The benefits outlined above would be of little importance if we did not study how fibers and muscles adopt to the changes brought about by the regimen. In a study conducted on endurance athletes, the subjects were administered high intensity interval training for 6 weeks and the physiological and skeletal muscle adaptations were noted. The results were obtained through exercise tests and muscle biopsies before and after the training period. The study determined that HIIT reduced levels of plasma lactate by roughly 70%. This indicates that the training program improves oxygen supply to muscles involved. The results also suggest a decrease in the cross sectional area of type ıı fibers (Tremblay et al. 1994). The study concluded that HIIT improves muscle oxidation capacity, coupled with an increase in HDL capacity.
You Can Do It Anywhere
You can do a HIIT workout anywhere and adapt it to whatever space and time constraints you have.
Are you Thinking HIIT is Too Hard for You?
HIIT can be modified for you regardless of your fitness level. HIIT can be achieved by a variety of modalities such as walking, swimming, and biking.
This paper has explored the various advantages of High Intensity Interval Training, and these include: regulation of body metabolism, improved calorie expenditure, enhanced cardiorespiratory fitness, improved insulin response and regulation of cholesterol. The study has also determined that muscle adaptations to the regimen occur at type ıı fibers, resulting in reduced lactic acid levels. These benefits suggest that the HIIT regimen is beneficial to anyone who partakes in the exercises.
In health and with love,
Dr. Diane and Dr. Miles
- Wisloff, U., Ellingsen, & Kemi, O. J. (2009). High-intensity interval training to maximize cardiac benefits of exercise training? Exercise and sport sciences reviews, 37(3), 139-146.
- Gibala, M. J., & McGee, S. L. (2008). Metabolic adaptations to short-term high-intensity interval training: a little pain for a lot of gain? Exercise and sport sciences reviews, 36(2), 58-63.

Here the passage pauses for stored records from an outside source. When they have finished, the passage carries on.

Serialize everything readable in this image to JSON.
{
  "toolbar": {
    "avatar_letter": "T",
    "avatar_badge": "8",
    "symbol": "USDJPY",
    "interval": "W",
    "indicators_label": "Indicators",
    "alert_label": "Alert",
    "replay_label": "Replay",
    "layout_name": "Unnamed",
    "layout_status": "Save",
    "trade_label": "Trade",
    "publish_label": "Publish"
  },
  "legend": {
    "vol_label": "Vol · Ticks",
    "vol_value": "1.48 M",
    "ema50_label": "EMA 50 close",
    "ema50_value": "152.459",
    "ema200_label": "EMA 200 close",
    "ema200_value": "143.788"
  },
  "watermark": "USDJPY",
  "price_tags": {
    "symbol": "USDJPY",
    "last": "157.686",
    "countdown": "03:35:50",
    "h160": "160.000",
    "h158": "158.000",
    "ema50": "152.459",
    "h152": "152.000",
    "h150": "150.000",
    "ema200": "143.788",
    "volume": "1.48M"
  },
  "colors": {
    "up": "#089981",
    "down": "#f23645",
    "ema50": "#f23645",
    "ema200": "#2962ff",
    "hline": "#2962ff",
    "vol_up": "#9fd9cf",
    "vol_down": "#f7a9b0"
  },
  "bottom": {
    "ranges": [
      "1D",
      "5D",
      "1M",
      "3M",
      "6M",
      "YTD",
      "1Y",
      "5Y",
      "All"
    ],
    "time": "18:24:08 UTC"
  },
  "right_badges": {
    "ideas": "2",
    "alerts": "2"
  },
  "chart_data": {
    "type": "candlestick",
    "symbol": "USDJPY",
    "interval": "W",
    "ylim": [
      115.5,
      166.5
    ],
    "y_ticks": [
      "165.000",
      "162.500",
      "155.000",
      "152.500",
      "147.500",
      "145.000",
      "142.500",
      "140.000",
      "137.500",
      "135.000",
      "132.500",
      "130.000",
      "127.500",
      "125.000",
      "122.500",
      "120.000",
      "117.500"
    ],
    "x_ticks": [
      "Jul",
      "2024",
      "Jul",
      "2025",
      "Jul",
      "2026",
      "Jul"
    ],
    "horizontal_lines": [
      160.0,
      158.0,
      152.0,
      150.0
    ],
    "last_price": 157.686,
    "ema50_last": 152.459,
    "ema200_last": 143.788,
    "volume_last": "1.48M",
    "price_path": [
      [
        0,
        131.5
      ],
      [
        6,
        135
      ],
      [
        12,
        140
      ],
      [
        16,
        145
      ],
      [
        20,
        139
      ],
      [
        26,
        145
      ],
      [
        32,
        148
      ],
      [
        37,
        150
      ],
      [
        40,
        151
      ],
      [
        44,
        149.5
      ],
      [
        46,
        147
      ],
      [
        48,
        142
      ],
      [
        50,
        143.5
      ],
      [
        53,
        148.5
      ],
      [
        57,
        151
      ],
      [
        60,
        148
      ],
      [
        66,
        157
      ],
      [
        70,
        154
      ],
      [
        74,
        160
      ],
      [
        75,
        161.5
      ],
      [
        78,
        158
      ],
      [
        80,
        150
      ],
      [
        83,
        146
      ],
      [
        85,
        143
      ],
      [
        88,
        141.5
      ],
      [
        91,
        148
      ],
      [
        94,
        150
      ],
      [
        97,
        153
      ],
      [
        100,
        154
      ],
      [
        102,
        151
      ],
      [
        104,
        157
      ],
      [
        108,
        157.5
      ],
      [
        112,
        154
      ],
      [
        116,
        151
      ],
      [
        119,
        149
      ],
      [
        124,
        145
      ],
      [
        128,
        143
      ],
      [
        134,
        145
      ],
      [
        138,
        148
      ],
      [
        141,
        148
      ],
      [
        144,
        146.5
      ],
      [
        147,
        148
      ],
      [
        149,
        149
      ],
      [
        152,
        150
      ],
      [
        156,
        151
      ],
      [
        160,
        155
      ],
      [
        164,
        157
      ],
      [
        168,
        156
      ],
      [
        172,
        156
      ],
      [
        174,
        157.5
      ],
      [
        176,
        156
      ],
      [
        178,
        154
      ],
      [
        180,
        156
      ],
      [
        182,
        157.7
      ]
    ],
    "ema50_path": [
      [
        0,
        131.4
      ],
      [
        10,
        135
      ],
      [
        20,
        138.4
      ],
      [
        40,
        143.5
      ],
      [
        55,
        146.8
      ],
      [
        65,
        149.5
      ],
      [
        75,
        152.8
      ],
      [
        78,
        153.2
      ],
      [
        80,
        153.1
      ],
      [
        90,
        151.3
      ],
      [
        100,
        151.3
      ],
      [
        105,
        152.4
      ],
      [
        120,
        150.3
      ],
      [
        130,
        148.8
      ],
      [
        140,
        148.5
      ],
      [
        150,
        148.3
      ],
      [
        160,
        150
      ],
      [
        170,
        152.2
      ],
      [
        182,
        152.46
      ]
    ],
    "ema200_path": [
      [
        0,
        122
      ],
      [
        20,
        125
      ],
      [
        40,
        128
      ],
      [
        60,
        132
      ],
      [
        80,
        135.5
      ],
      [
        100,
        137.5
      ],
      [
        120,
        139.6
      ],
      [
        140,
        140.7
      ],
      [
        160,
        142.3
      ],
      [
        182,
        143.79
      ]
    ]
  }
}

- Tremblay, A., Simoneau, J. A., & Bouchard, C. (1994). Impact of exercise intensity on body fatness and skeletal muscle metabolism. Metabolism, 43(7), 814-818.
- Ramos-Filho, D., Chicaybam, G., de-Souza-Ferreira, E., Martinez, C. G., Kurtenbach, E., Casimiro-Lopes, G., & Galina, A. (2015). High intensity interval training (HIIT) induces specific changes in respiration and electron leakage in the mitochondria of different rat skeletal muscles. PloS one, 10(6), e0131766.